Am Sonntag, den 18.6.2023 ist Ute nach rund 13 Stunden wieder zurück an Bord. Wir machen eine letzte kleine Wanderung auf Terceira, bevor es am Mittwoch nach Graciosa weitergeht. Die Windvorhersage verspricht, dass erst am Nachmittag gegen 15 Uhr der starke Westwind mit 5 -6 Beaufort einsetzen soll. Dies sollte sich als ziemlich optimistisch erweisen: Bis zum frühen Mittag rollen wir die Segel ein und aus, als wenn es eine Sportmedaille dafür gäbe. Auch der Motor hilft mit, damit wir die rund 50 sm nicht kreuzen müssen. Leider setzt der Westwind runde 3 Stunden früher und recht heftig ein. Mit 20 – 26 kn Wind von vorn muss Auriga denn doch tapfer kreuzen. Die letzten 10 sm stampfen wir motorsegelnd gegenan und nehmen mal wieder Wagenladungen Salzwasser übers Vordeck auf. Die 2 Fenster in der Pantry lecken – nun ja, besser hier festgestellt als auf der anstehenden langen Passage hoch nach Norden.

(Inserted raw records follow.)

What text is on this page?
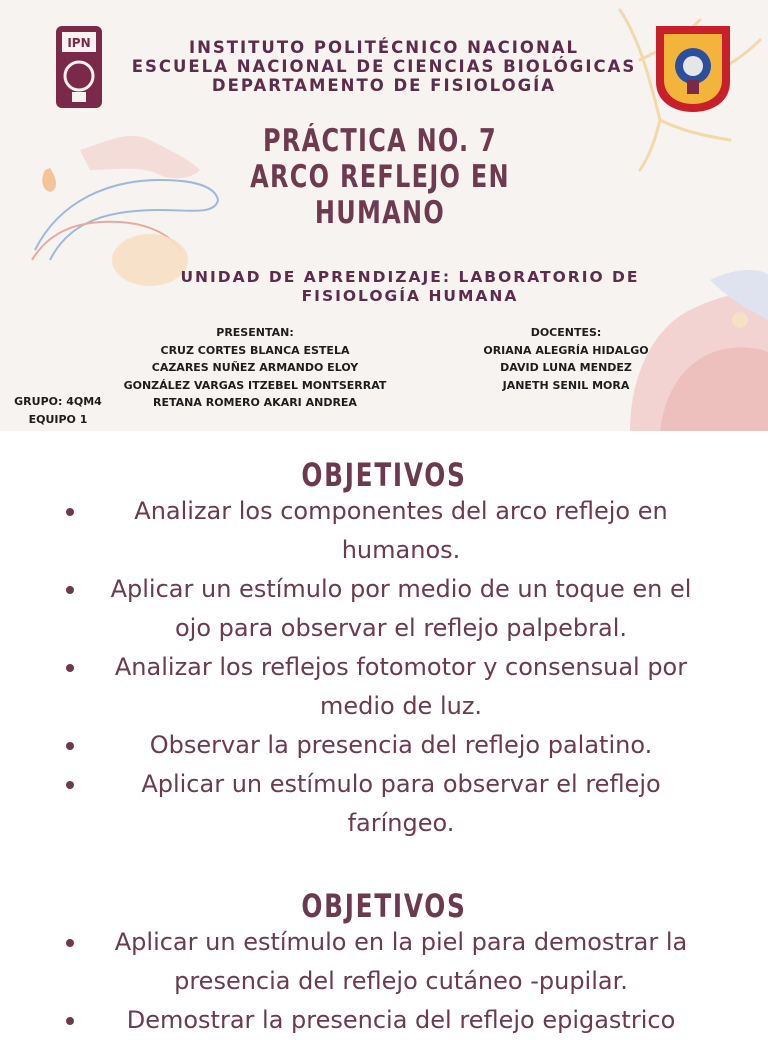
IPN	INSTITUTO POLITÉCNICO NACIONAL
ESCUELA NACIONAL DE CIENCIAS BIOLÓGICAS
DEPARTAMENTO DE FISIOLOGÍA
PRÁCTICA NO. 7
ARCO REFLEJO EN
HUMANO
UNIDAD DE APRENDIZAJE: LABORATORIO DE
FISIOLOGÍA HUMANA
PRESENTAN:
CRUZ CORTES BLANCA ESTELA
CAZARES NUÑEZ ARMANDO ELOY
GONZÁLEZ VARGAS ITZEBEL MONTSERRAT
RETANA ROMERO AKARI ANDREA
DOCENTES:
ORIANA ALEGRÍA HIDALGO
DAVID LUNA MENDEZ
JANETH SENIL MORA
GRUPO: 4QM4
EQUIPO 1
OBJETIVOS
Analizar los componentes del arco reflejo en humanos.
Aplicar un estímulo por medio de un toque en el ojo para observar el reflejo palpebral.
Analizar los reflejos fotomotor y consensual por medio de luz.
Observar la presencia del reflejo palatino.
Aplicar un estímulo para observar el reflejo faríngeo.
OBJETIVOS
Aplicar un estímulo en la piel para demostrar la presencia del reflejo cutáneo -pupilar.
Demostrar la presencia del reflejo epigastrico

Somit ist später im Hafen Dichtungen putzen angesagt.

Graciosa - die Hübsche und sehr chillig!

Dank den guten Informationen von Rita und Walter mit ihrer schönen Amel Super Maramu 2000 „Noa“ wissen wir, dass wir in dem Fischereihafen von Praia Sao Mateu längseits an der kurzen alten Pier liegen können. Und tatsächlich, abgekämpft und müde kommen wir dort fest. Manni zaubert sogar Strom herbei, während ich uns beim Grenzschutz – wie überall in Portugal üblich – anmelde. Später am Abend kommt noch eine weitere deutsche Yacht rein und darf natürlich bei uns anlegen, auch wenn wir Bernard und Dominique diesen Platz versprochen hatten. Sie sind ebenfalls vom zu früh und zu stark einsetzenden Westwind überrascht worden und haben zudem „schlappe“ Batterien. Also kommen sie mit an unsere mutige Dreier-Steckdose aus dem Hausgebrauch (es klappt damit sogar bei Regen!).  Dazu muss man wissen, dass der Hafen keine Marina ist, wir nichts bezahlen müssen und eigentlich auch keine weitere Infrastruktur wie Duschen, Toiletten oder Wasser bereithält. Wir finden es klasse hier!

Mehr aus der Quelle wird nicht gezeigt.